It must be acknowledged, and regrettably so, that the Land of Cedars is far from well. There is no benefit in obscuring this truth; it is better to view it calmly and realistically. It must also be acknowledged that the near-miraculous retreat of Syrian-Assadist hegemony from Lebanon in 2005, followed by the remarkable decline in the influence of the Iranian 'Axis Party' in the last two years, and the definitive downfall of the former Syrian regime, have not yet been enough to decisively settle the conflict between the Lebanese project and the regional project that the Khomeini Revolution planted in Lebanon over forty years ago.
The hope was that the Lebanese project would triumph, just as it had previously against numerous successive regional projects imposed on this land since the establishment of its first entity in 1861, as a continuation of history's own movement. But the conflict continues.
The Land of Cedars is not well for several reasons.
First, the Lebanese formula, like all political systems in the Levant, has failed to transition from a society of communities to a society of individual citizens, more than a century after the collapse of the Ottoman Empire. It is true that this formula was the best in its surroundings, in terms of enshrining freedoms, openness to modernity, and the significant cultural, intellectual, and lifestyle achievements and unique way of life it fostered. However, communities have not dissolved; instead, they have grown stronger and more intense, in Lebanon as in the rest of the Levant.
The second reason is that the Lebanese gamble on a system of freedoms and quality of life is situated within an oppressive security-dominated region. This gamble brought immense gains for Lebanese people, but it also made their country vulnerable to penetration from the security environment.
The catastrophe of Palestine and the establishment of Israel further complicated this situation, leaving repercussions on the Land of Cedars.

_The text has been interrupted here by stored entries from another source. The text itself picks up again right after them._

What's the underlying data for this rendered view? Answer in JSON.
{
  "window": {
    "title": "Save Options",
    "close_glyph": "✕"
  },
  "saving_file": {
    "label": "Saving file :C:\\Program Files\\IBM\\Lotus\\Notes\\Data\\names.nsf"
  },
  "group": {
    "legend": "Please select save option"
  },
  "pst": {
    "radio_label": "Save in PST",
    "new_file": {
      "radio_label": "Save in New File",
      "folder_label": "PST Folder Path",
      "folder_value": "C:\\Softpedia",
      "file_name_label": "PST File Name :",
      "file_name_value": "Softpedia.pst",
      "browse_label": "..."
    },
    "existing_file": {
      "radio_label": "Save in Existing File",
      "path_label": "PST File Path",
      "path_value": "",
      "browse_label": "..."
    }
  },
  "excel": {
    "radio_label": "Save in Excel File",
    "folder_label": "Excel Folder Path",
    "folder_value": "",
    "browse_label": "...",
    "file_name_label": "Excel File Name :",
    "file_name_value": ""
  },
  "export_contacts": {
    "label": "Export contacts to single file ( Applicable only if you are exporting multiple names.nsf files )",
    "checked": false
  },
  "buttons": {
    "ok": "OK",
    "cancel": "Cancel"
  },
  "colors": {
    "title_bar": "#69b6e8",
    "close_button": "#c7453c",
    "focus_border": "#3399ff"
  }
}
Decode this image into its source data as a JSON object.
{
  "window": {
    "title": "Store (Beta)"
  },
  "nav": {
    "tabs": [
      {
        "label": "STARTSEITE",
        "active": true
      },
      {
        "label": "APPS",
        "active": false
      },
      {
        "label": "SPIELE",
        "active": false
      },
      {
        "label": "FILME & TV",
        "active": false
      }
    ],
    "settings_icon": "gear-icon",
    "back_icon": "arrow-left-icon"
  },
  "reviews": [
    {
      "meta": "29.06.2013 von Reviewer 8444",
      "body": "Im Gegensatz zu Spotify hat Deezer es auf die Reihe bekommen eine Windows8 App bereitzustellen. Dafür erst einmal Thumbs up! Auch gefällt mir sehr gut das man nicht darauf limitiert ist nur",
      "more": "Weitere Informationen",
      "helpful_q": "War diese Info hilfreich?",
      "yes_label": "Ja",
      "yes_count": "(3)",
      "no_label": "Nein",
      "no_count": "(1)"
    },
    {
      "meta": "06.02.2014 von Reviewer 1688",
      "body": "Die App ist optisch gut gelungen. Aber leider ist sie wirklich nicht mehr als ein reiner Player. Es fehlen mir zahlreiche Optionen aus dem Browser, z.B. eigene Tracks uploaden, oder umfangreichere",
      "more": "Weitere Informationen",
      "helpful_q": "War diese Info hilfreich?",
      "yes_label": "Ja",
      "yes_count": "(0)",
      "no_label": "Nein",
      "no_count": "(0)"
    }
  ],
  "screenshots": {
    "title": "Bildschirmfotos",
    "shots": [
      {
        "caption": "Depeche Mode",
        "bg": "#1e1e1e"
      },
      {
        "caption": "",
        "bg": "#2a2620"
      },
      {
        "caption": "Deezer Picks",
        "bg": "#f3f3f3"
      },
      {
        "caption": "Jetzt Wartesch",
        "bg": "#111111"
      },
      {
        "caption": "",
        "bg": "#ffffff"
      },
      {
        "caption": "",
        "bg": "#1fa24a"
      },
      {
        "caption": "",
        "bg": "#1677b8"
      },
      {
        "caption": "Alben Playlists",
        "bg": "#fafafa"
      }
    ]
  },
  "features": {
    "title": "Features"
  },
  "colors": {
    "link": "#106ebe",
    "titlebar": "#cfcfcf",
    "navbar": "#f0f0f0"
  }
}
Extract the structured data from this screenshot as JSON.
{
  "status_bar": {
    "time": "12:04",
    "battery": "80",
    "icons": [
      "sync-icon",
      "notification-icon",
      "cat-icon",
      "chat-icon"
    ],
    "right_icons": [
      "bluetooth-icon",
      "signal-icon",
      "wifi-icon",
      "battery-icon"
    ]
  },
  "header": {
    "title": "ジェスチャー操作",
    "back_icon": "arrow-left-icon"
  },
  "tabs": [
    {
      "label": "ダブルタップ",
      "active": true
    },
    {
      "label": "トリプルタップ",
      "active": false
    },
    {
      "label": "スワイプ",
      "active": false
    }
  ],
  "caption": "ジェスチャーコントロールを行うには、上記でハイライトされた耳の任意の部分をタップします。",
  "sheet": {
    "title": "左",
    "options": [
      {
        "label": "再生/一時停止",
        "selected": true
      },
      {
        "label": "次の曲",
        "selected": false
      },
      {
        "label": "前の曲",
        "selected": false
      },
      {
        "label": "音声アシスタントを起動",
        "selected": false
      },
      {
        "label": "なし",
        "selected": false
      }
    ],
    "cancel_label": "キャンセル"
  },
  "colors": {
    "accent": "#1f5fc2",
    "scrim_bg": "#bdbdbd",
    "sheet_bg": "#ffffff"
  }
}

Thus, Lebanon's window of freedoms became the loophole through which the Arafatist project entered, supported by the Nasserist movement to achieve the 1969 Cairo Agreement, which allowed the Fatah movement to conduct military operations from southern Lebanon.
Through that same loophole entered all the factors of the 1975 Lebanese war, with all the subsequent turmoil, collapses, migrations, occupations, liberation acts, guardianships, and raging wars that have not yet ended.
The third reason is the burdens and tribulations imposed on the Lebanese reality by the regional plan of the Khomeini Revolution, based on Wilayat al-Faqih.
Just as it did in other parts of the Arab region, under the slogan of liberating Palestine and Jerusalem, the Khomeini project entered the Lebanese entity through the door of community society, turning the sympathetic community into the base of a parallel state to the state of 'Greater Lebanon', eager to control it by all means, dividing people into first-class armed citizens and second-class ordinary citizens.
This has inflamed contradictions and animosities between Lebanese communities to the extreme. Although recent events have confirmed the absolute loyalty of the 'Axis Party' to Iran - a natural and well-known fact for forty years - the party has succeeded in dealing in various ways with most of the profoundly corrupt Lebanese political, administrative, and financial class.
It obtained political stances from them in exchange for positions and systematic seizure of state and national wealth. For decades, Lebanon was like a sinking ship, while its custodians hastened to plunder its contents mercilessly and without any moral deterrent. The 'Quadruple Alliance', the 'Mar Mikhael Agreement', the '2016 Presidential Consensus', and others are nothing but acts of cunning and manipulation to justify this quid pro quo, which pushed Lebanon into the abyss.
The fourth reason is the catastrophes, new occupation of southern territories, tragic human losses, mass displacement, and widespread destruction caused by the last two wars between the 'Axis Party' and Israel.
Then, finally, the agreement between Trump's America and Iran further deepened the ambiguity and complexity of the Lebanese issue. Israel hopes it will solidify its occupation, while the 'Axis Party' hopes to militarily and politically re-legitimize itself, albeit away from the southern borders and against the will of the state and the vast majority of Lebanese.
This fragmented picture only needed US President Donald Trump's repeated calls for Syrian President Ahmad Al-Sharaa to intervene militarily in Lebanon to complete the labyrinth.
The fifth and final reason for the great Lebanese divide remains, where highly fanatical, ignorant, violent, and misleading voices are now rising on social media, brutally inciting Lebanese communities against each other and fueling the fire of division and discord in an unprecedented way, as if the country is on the brink of an imminent civil war.
The dangerous aspect is that these agitated voices, pushing for conflict, find no one to hold them accountable and protect people from their evil.